Tuttavia, l’ipotesi di allentare le sanzioni contro il Venezuela trova contrari numerosi esponenti bipartisan del Congresso. Il repubblicano Marco Rubio, senatore della Florida, ha accusato il governo americano di barattare la libertà per qualche goccio di petrolio. Il democratico Robert Mendez, senatore del New Jersey, ha ricordato alla Casa Bianca che Maduro sia a capo di un regime repressivo e responsabile di torture verso il suo stesso popolo, nonché di una grave crisi umanitaria.

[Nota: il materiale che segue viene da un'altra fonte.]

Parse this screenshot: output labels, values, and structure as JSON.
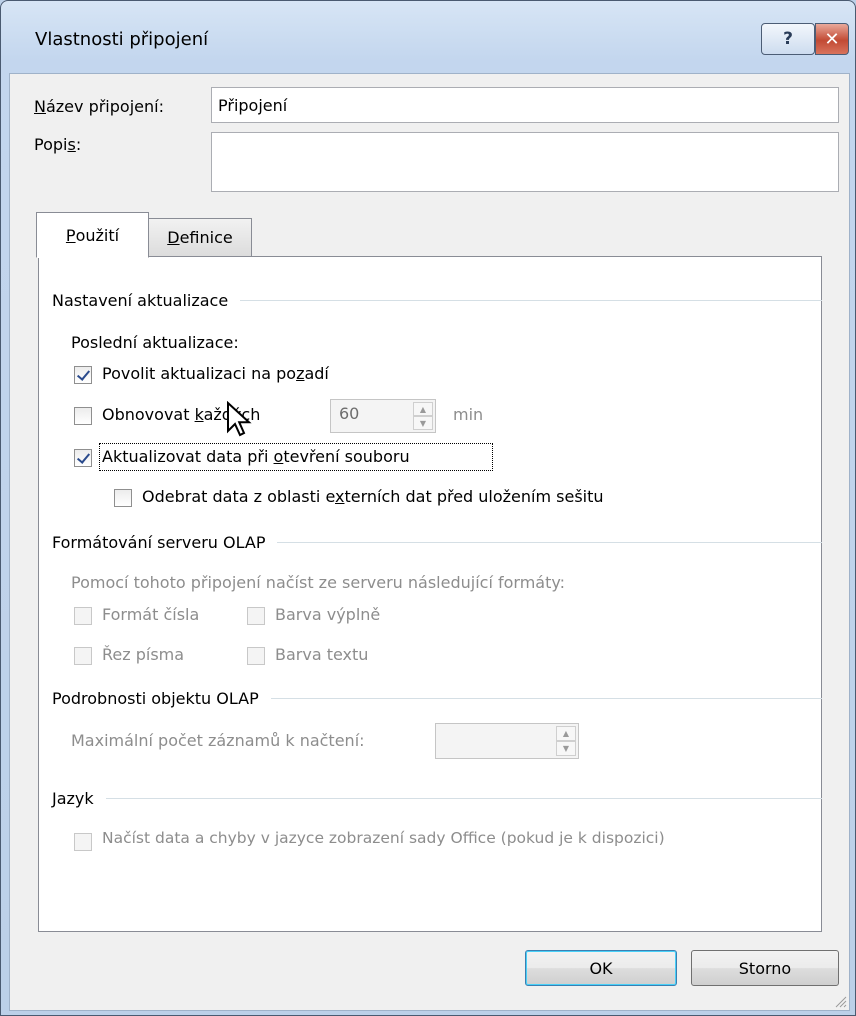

Petrolio Venezuela, ecco i numeri
Che il petrolio del Venezuela possa rimpiazzare quello russo è già di per sé una notizia. Russia e Venezuela sono alleati nello scacchiere geopolitico. Per tutti questi anni di isolamento economico, finanziario e diplomatico, Maduro ha continuato a intrattenere rapporti sia con Vladimir Putin, sia con la Cina di Xi Jinping. Se un intervento militare USA diretto o tramite gli alleati nel Sud America a Caracas non è stato possibile, lo si deve proprio alla volontà di Washington di evitare uno scontro geopolitico con Russia e Cina. I creditori russi, ad esempio, hanno in pegno la maggioranza del capitale di Citgo, raffineria con sede nel Texas e controllata da PDVSA. Per evitare che si ritrovassero a controllare un asset strategico in territorio americano, l’amministrazione Trump bloccò per decreto la possibilità di un suo passaggio nelle loro mani.

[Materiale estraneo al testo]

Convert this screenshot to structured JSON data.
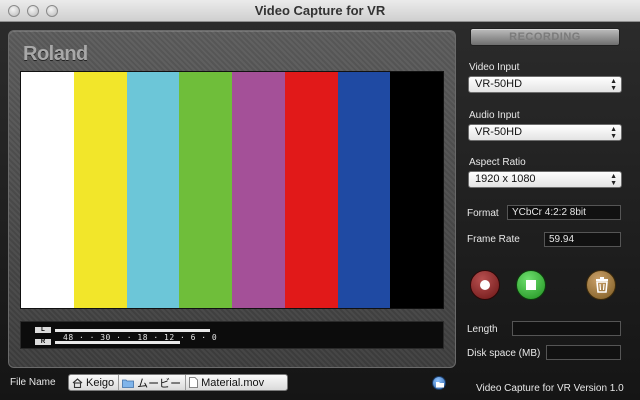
{
  "window": {
    "title": "Video Capture for VR"
  },
  "monitor": {
    "brand": "Roland",
    "color_bars": [
      "#ffffff",
      "#f2e62a",
      "#6cc6d8",
      "#6fbe3a",
      "#a45098",
      "#e11919",
      "#1f4aa3",
      "#000000"
    ],
    "meter": {
      "left_label": "L",
      "right_label": "R",
      "scale": "48 · · 30 · · 18 · 12 · 6 · 0",
      "left_level": 0.47,
      "right_level": 0.38
    }
  },
  "controls": {
    "recording_label": "RECORDING",
    "video_input": {
      "label": "Video Input",
      "value": "VR-50HD"
    },
    "audio_input": {
      "label": "Audio Input",
      "value": "VR-50HD"
    },
    "aspect_ratio": {
      "label": "Aspect Ratio",
      "value": "1920 x 1080"
    },
    "format": {
      "label": "Format",
      "value": "YCbCr 4:2:2 8bit"
    },
    "frame_rate": {
      "label": "Frame Rate",
      "value": "59.94"
    },
    "length": {
      "label": "Length",
      "value": ""
    },
    "disk_space": {
      "label": "Disk space (MB)",
      "value": ""
    }
  },
  "file": {
    "label": "File Name",
    "path": [
      "Keigo",
      "ムービー",
      "Material.mov"
    ]
  },
  "footer": {
    "version": "Video Capture for VR Version 1.0"
  },
  "icons": {
    "close": "close-icon",
    "minimize": "minimize-icon",
    "zoom": "zoom-icon",
    "record": "record-icon",
    "stop": "stop-icon",
    "trash": "trash-icon",
    "home": "home-icon",
    "folder": "folder-icon",
    "document": "document-icon"
  }
}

Il Venezuela, tuttavia, estrae ormai da anni pochissimo petrolio. Pur in risalita negli ultimi mesi, riesce a produrre qualcosa come 7-800 mila barili al giorno, esportandone quasi il 90%. Solo nel 2014, sfiorava i 3 milioni di barili al giorno. Decenni di sotto-investimenti hanno privato la compagnia statale PDVSA dei capitali necessari per trivellare nuovi pozzi e aumentare la resa di quelli attivi. Partnership con compagnie straniere sono oramai impossibili per via dell’embargo. Anche volendo, Caracas non avrebbe i mezzi per estrarre più petrolio, tant’è che gli stessi venezuelani sono a corto di carburante e di energia elettrica, abituati a lunghissime file dinnanzi ai distributori di benzina e a blackout quotidiani.

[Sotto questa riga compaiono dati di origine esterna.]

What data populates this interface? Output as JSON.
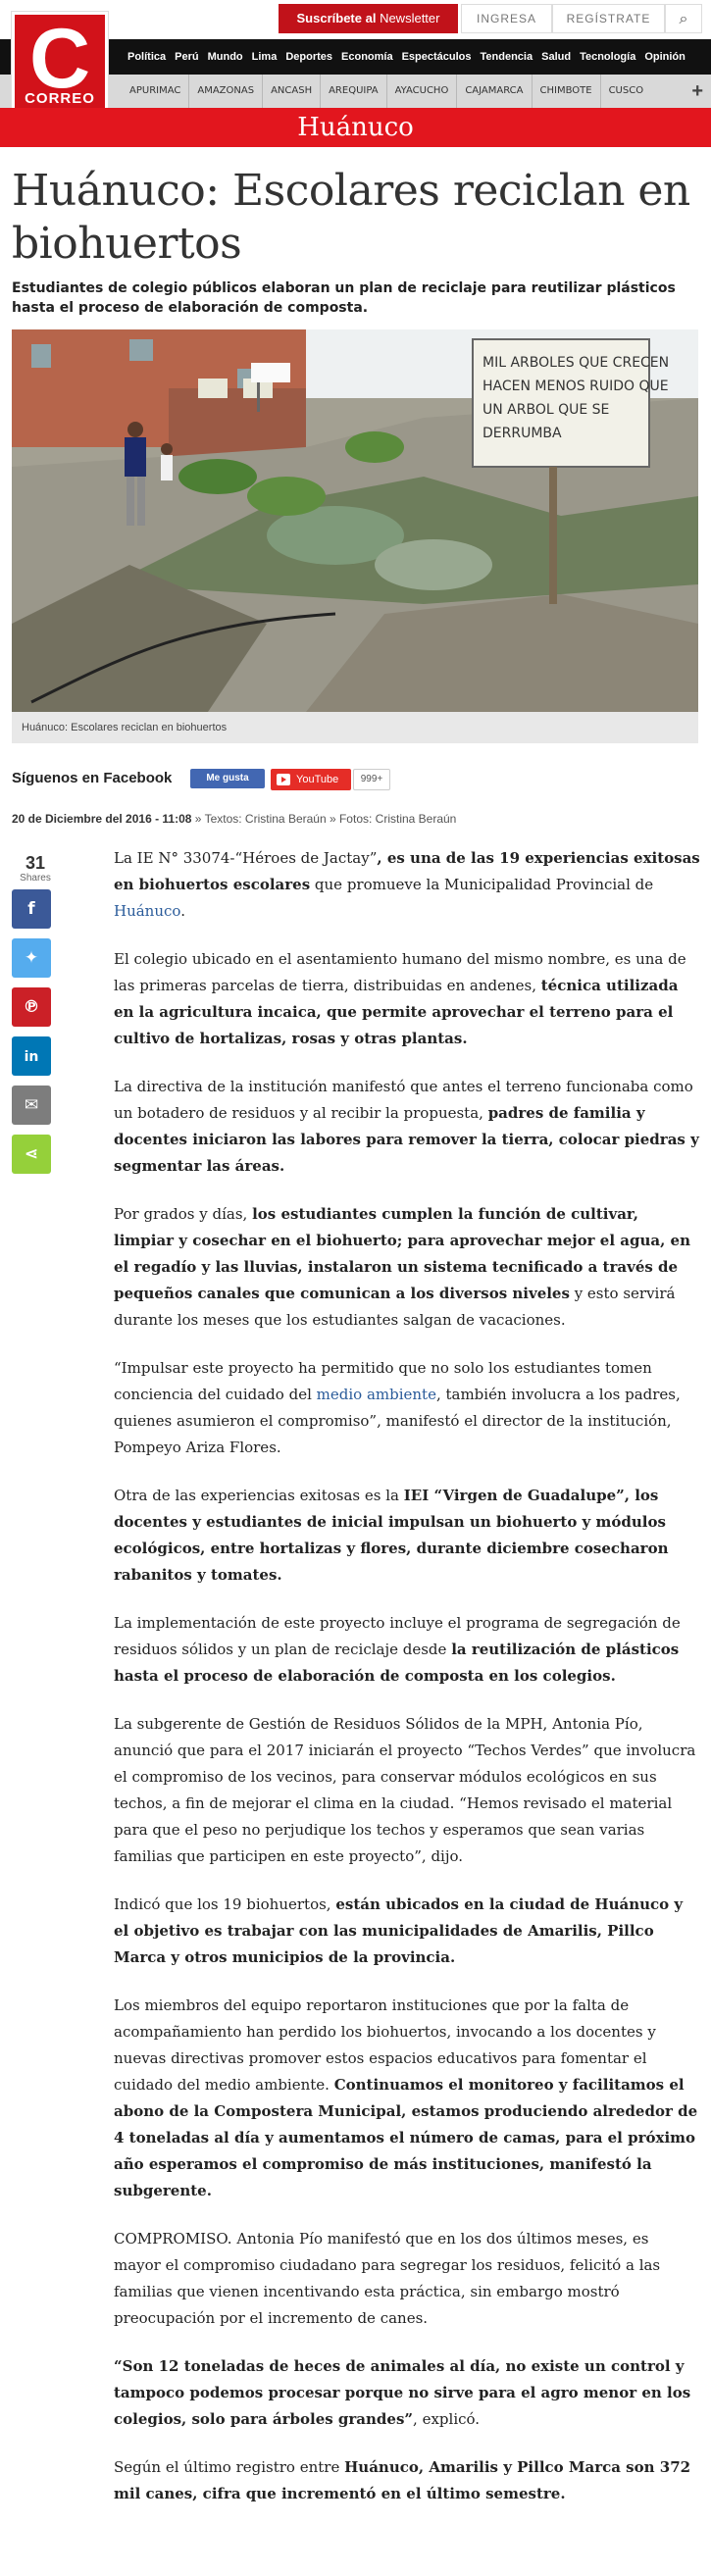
{
  "header": {
    "logo_letter": "C",
    "logo_word": "CORREO",
    "subscribe_strong": "Suscríbete al",
    "subscribe_rest": " Newsletter",
    "login": "INGRESA",
    "register": "REGÍSTRATE",
    "search_icon": "magnifier"
  },
  "nav_main": [
    "Política",
    "Perú",
    "Mundo",
    "Lima",
    "Deportes",
    "Economía",
    "Espectáculos",
    "Tendencia",
    "Salud",
    "Tecnología",
    "Opinión"
  ],
  "nav_regions": [
    "APURIMAC",
    "AMAZONAS",
    "ANCASH",
    "AREQUIPA",
    "AYACUCHO",
    "CAJAMARCA",
    "CHIMBOTE",
    "CUSCO"
  ],
  "section": "Huánuco",
  "article": {
    "title": "Huánuco: Escolares reciclan en biohuertos",
    "lead": "Estudiantes de colegio públicos elaboran un plan de reciclaje para reutilizar plásticos hasta el proceso de elaboración de composta.",
    "sign_text": "MIL ARBOLES QUE CRECEN HACEN MENOS RUIDO QUE UN ARBOL QUE SE DERRUMBA",
    "caption": "Huánuco: Escolares reciclan en biohuertos",
    "follow": "Síguenos en Facebook",
    "fb_like": "Me gusta",
    "youtube": "YouTube",
    "yt_count": "999+",
    "date": "20 de Diciembre del 2016 - 11:08",
    "byline_rest": " » Textos: Cristina Beraún » Fotos: Cristina Beraún",
    "shares_count": "31",
    "shares_label": "Shares"
  },
  "paragraphs": {
    "p1a": "La IE N° 33074-“Héroes de Jactay”",
    "p1b": ", es una de las 19 experiencias exitosas en biohuertos escolares",
    "p1c": " que promueve la Municipalidad Provincial de ",
    "p1d": "Huánuco",
    "p1e": ".",
    "p2a": "El colegio ubicado en el asentamiento humano del mismo nombre, es una de las primeras parcelas de tierra, distribuidas en andenes, ",
    "p2b": "técnica utilizada en la agricultura incaica, que permite aprovechar el terreno para el cultivo de hortalizas, rosas y otras plantas.",
    "p3a": "La directiva de la institución manifestó que antes el terreno funcionaba como un botadero de residuos y al recibir la propuesta, ",
    "p3b": "padres de familia y docentes iniciaron las labores para remover la tierra, colocar piedras y segmentar las áreas.",
    "p4a": "Por grados y días, ",
    "p4b": "los estudiantes cumplen la función de cultivar, limpiar y cosechar en el biohuerto; para aprovechar mejor el agua, en el regadío y las lluvias, instalaron un sistema tecnificado a través de pequeños canales que comunican a los diversos niveles",
    "p4c": " y esto servirá durante los meses que los estudiantes salgan de vacaciones.",
    "p5a": "“Impulsar este proyecto ha permitido que no solo los estudiantes tomen conciencia del cuidado del ",
    "p5b": "medio ambiente",
    "p5c": ", también involucra a los padres, quienes asumieron el compromiso”, manifestó el director de la institución, Pompeyo Ariza Flores.",
    "p6a": "Otra de las experiencias exitosas es la ",
    "p6b": "IEI “Virgen de Guadalupe”, los docentes y estudiantes de inicial impulsan un biohuerto y módulos ecológicos, entre hortalizas y flores, durante diciembre cosecharon rabanitos y tomates.",
    "p7a": "La implementación de este proyecto incluye el programa de segregación de residuos sólidos y un plan de reciclaje desde ",
    "p7b": "la reutilización de plásticos hasta el proceso de elaboración de composta en los colegios.",
    "p8": "La subgerente de Gestión de Residuos Sólidos de la MPH, Antonia Pío, anunció que para el 2017 iniciarán el proyecto “Techos Verdes” que involucra el compromiso de los vecinos, para conservar módulos ecológicos en sus techos, a fin de mejorar el clima en la ciudad. “Hemos revisado el material para que el peso no perjudique los techos y esperamos que sean varias familias que participen en este proyecto”, dijo.",
    "p9a": "Indicó que los 19 biohuertos, ",
    "p9b": "están ubicados en la ciudad de Huánuco y el objetivo es trabajar con las municipalidades de Amarilis, Pillco Marca y otros municipios de la provincia.",
    "p10a": "Los miembros del equipo reportaron instituciones que por la falta de acompañamiento han perdido los biohuertos, invocando a los docentes y nuevas directivas promover estos espacios educativos para fomentar el cuidado del medio ambiente. ",
    "p10b": "Continuamos el monitoreo y facilitamos el abono de la Compostera Municipal, estamos produciendo alrededor de 4 toneladas al día y aumentamos el número de camas, para el próximo año esperamos el compromiso de más instituciones, manifestó la subgerente.",
    "p11": "COMPROMISO. Antonia Pío manifestó que en los dos últimos meses, es mayor el compromiso ciudadano para segregar los residuos, felicitó a las familias que vienen incentivando esta práctica, sin embargo mostró preocupación por el incremento de canes.",
    "p12a": "“Son 12 toneladas de heces de animales al día, no existe un control y tampoco podemos procesar porque no sirve para el agro menor en los colegios, solo para árboles grandes”",
    "p12b": ", explicó.",
    "p13a": "Según el último registro entre ",
    "p13b": "Huánuco, Amarilis y Pillco Marca son 372 mil canes, cifra que incrementó en el último semestre."
  },
  "share_buttons": [
    {
      "name": "facebook",
      "color": "#3b5998"
    },
    {
      "name": "twitter",
      "color": "#55acee"
    },
    {
      "name": "pinterest",
      "color": "#cb2027"
    },
    {
      "name": "linkedin",
      "color": "#0077b5"
    },
    {
      "name": "email",
      "color": "#7d7d7d"
    },
    {
      "name": "share",
      "color": "#95d03a"
    }
  ]
}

Chi rimpiazzerebbe il petrolio russo
Certo, l’eventuale allentamento delle sanzioni cambierebbe il quadro. Se al Venezuela fosse consentito nuovamente di esportare petrolio e di stringere alleanze commerciali per estrarlo, con il passare dei mesi la produzione aumenterebbe. Ma difficilmente di molto. Pensate solamente che un embargo totale contro il petrolio russo priverebbe il mercato globale di 5 milioni di barili al giorno. A questo punto, poiché i paesi consumatori non potrebbero restare privi a lungo di tale offerta, servirebbe rimpiazzarla con quella di altri produttori. Il solo Venezuela non basterebbe minimamente.
L’Arabia Saudita ha una produzione attuale giornaliera di oltre 10 milioni di barili, ma potrebbe arrivare in breve tempo a 12-12,5 milioni. Tanto, ma ancora non sufficiente. Gli Emirati Arabi Uniti hanno in programma a loro volta di aumentare la loro produzione di 1 milione di barili al giorno, ma entro il 2030. Infine, con l’eventuale raggiungimento di un accordo sul nucleare con l’Iran, questi tornerebbe ad esportare fino ad altri 1,5 milioni di barili al giorno, pur se nel lasso di tempo di circa un anno.
In definitiva, rimpiazzare il petrolio russo sarebbe possibile, ma nel medio-lungo periodo. Nel breve, appare un’operazione molto complicata, certamente non si potrebbe fare alcun affidamento sul Venezuela.